Rediscovering a rare plant from childhood... and it’s just as glorious

Rediscovering a rare plant from childhood... and it’s just as glorious

MY word, hasn’t it been windy of late? I had intended to visit some nearby woodlands to see the early flowers but, being a cautious type, decided to wait until the gales had died down (I didn’t want to be crushed by a falling tree!)

Today it has calmed down so I am embarking on a search for one of our early flowering rarities.

As a youngster exploring a local copse, I encountered one of the strangest looking plants that I’d ever seen. What was it?

Having read The Day of the Triffids by John Wyndham, I was cautious on my approach, remembering what I had seen in the film adaptation.

Once back home, I looked it up in the only book that I had to hand, Keble Martin’s Concise British Flora.

Well, there it was, a stinking hellebore (Helleborus foetidus), a member of the buttercup family and a rare woodland plant associated with chalky soils like that of the Chilterns.
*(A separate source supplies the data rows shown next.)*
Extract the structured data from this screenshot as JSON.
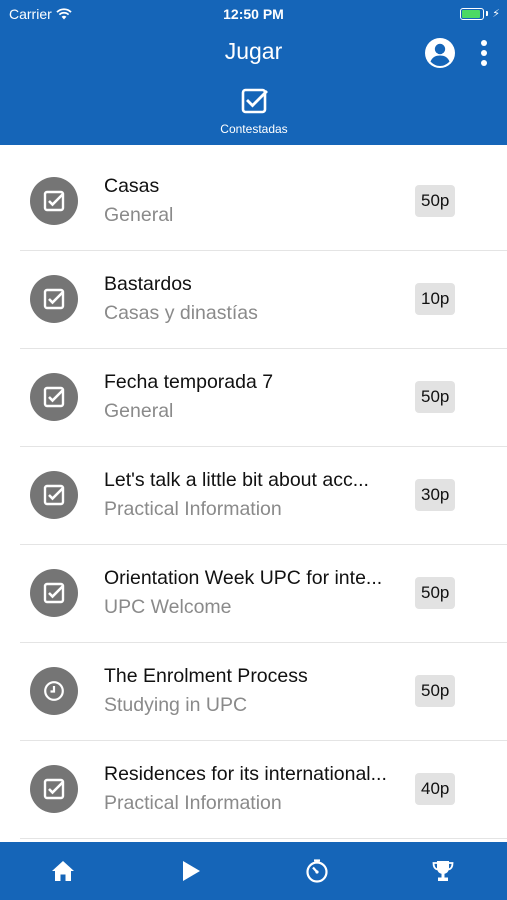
{
  "status_bar": {
    "carrier": "Carrier",
    "time": "12:50 PM",
    "battery_level": 0.9
  },
  "header": {
    "title": "Jugar",
    "tab_label": "Contestadas",
    "account_icon": "account-circle-icon",
    "menu_icon": "more-vertical-icon"
  },
  "colors": {
    "primary": "#1565b8",
    "row_icon_bg": "#757575",
    "points_bg": "#e2e2e2",
    "subtitle": "#8a8a8a"
  },
  "items": [
    {
      "title": "Casas",
      "subtitle": "General",
      "points": "50p",
      "icon": "check-box-icon"
    },
    {
      "title": "Bastardos",
      "subtitle": "Casas y dinastías",
      "points": "10p",
      "icon": "check-box-icon"
    },
    {
      "title": "Fecha temporada 7",
      "subtitle": "General",
      "points": "50p",
      "icon": "check-box-icon"
    },
    {
      "title": "Let's talk a little bit about acc...",
      "subtitle": "Practical Information",
      "points": "30p",
      "icon": "check-box-icon"
    },
    {
      "title": "Orientation Week UPC for inte...",
      "subtitle": "UPC Welcome",
      "points": "50p",
      "icon": "check-box-icon"
    },
    {
      "title": "The Enrolment Process",
      "subtitle": "Studying in UPC",
      "points": "50p",
      "icon": "clock-icon"
    },
    {
      "title": "Residences for its international...",
      "subtitle": "Practical Information",
      "points": "40p",
      "icon": "check-box-icon"
    }
  ],
  "bottom_nav": [
    {
      "name": "home",
      "icon": "home-icon"
    },
    {
      "name": "play",
      "icon": "play-icon"
    },
    {
      "name": "timer",
      "icon": "timer-icon"
    },
    {
      "name": "ranking",
      "icon": "trophy-icon"
    }
  ]
}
So today I have decided to see if this odd and eerily handsome plant has survived where I’d first encountered it all those years ago. Getting there is a bit problematic to say the least. An approach from the east is made impassable as the bridleway is so deep in mud and unfortunately disfigured by some fly-tipping so a change of tack is needed and I decide to close in from the north by way of a vehicular detour. Underfoot the going is difficult but pleasing as there are some fine views and graceful old oaks to either side of our path.
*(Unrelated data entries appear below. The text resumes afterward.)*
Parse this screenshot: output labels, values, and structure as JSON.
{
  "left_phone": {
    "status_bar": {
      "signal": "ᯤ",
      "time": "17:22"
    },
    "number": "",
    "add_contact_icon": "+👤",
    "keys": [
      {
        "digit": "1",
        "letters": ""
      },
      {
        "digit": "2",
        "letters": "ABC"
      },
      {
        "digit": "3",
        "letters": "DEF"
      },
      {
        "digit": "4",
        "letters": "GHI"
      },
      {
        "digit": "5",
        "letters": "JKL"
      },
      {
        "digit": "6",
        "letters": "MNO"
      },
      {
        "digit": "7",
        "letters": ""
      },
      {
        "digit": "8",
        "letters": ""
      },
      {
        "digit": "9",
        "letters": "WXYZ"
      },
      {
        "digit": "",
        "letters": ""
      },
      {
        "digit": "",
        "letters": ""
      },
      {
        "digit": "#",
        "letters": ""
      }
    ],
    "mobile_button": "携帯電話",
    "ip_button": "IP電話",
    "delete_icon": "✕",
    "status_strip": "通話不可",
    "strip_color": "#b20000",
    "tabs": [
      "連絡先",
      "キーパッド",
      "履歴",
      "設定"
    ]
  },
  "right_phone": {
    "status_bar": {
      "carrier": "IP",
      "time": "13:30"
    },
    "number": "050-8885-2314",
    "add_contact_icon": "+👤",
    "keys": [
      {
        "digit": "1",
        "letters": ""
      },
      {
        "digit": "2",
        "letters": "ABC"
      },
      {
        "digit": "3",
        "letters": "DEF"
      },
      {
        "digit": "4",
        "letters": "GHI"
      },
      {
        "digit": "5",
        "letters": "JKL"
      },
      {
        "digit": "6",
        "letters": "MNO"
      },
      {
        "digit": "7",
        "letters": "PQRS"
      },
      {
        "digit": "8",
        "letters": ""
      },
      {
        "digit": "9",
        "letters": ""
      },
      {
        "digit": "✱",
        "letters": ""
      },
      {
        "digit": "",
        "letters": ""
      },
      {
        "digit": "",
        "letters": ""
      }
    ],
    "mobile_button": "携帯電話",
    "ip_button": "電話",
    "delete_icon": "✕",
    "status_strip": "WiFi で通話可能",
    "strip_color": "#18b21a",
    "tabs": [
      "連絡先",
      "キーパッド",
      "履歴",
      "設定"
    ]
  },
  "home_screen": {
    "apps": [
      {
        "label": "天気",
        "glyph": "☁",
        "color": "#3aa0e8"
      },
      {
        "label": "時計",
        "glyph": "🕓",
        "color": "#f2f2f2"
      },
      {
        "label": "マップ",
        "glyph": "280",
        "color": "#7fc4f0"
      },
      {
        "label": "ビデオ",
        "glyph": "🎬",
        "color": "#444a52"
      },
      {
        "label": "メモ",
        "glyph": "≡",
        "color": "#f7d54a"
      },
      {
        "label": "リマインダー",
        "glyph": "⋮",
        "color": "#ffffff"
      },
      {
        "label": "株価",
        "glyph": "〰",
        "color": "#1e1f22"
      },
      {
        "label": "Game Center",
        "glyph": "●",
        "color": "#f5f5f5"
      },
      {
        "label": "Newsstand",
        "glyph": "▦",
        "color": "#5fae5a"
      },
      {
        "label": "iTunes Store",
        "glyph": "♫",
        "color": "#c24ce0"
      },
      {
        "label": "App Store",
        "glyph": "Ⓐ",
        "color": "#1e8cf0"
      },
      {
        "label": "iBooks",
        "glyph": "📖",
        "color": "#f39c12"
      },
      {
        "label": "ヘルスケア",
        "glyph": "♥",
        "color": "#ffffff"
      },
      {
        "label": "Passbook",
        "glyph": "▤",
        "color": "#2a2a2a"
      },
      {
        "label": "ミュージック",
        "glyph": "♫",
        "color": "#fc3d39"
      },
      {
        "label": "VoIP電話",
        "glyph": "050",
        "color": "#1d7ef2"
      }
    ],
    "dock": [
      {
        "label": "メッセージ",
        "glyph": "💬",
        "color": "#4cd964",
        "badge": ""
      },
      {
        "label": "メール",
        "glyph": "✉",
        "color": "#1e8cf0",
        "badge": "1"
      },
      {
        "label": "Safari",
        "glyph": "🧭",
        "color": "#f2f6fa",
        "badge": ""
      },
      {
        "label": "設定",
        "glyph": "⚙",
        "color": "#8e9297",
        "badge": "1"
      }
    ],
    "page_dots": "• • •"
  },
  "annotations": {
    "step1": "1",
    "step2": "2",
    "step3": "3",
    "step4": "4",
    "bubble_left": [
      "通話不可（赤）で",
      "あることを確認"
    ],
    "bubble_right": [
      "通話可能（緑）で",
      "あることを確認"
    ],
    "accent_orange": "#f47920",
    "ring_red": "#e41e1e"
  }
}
Eventually we find our way into the trees, leaving the squelch of mud behind. There are many beautifully shaped specimens here, wiry hornbeams with their silvery bark and contorted trunks, common limes coppiced long ago but not seeming to have a grudge at previous arborial mutilation and fine young yews, perhaps destined to live for another few thousand years.

It is apparent that long ago this was a woodland used as a precious resource. As with so many others, work seems to have ceased some time around the end of the Second World War.

Hazels are weighed down with huge boughs and creak as the wind blows. Cherries stand in stoicism.

Striking along a path with vast swathes of nascent bluebells to either side, I navigate by remembering the trees from long ago.

An ancient lime denotes a turn and then... there they are in all their splendour, the mysterious flowers from my past. Ten flowering spikes and I nearly jump with joy in recognition. They are where they were years ago and so striking!

Heading back to the car, I trip on something rather heavy, an old horseshoe no less. Is this luck? Who knows? I take it home.

Back inside later (and having cleaned my boots), I decide to consult one of my reference books, The Flora of Oxfordshire (Killick, Perry and Woodell, Pisces Publications, 1998) to see how many times this curious plant has been recorded.

The book tells me that since 1660 there have been 10 recordings in the county. I can add another two to that number.

Sometimes I wonder do I find the plants or do they find me?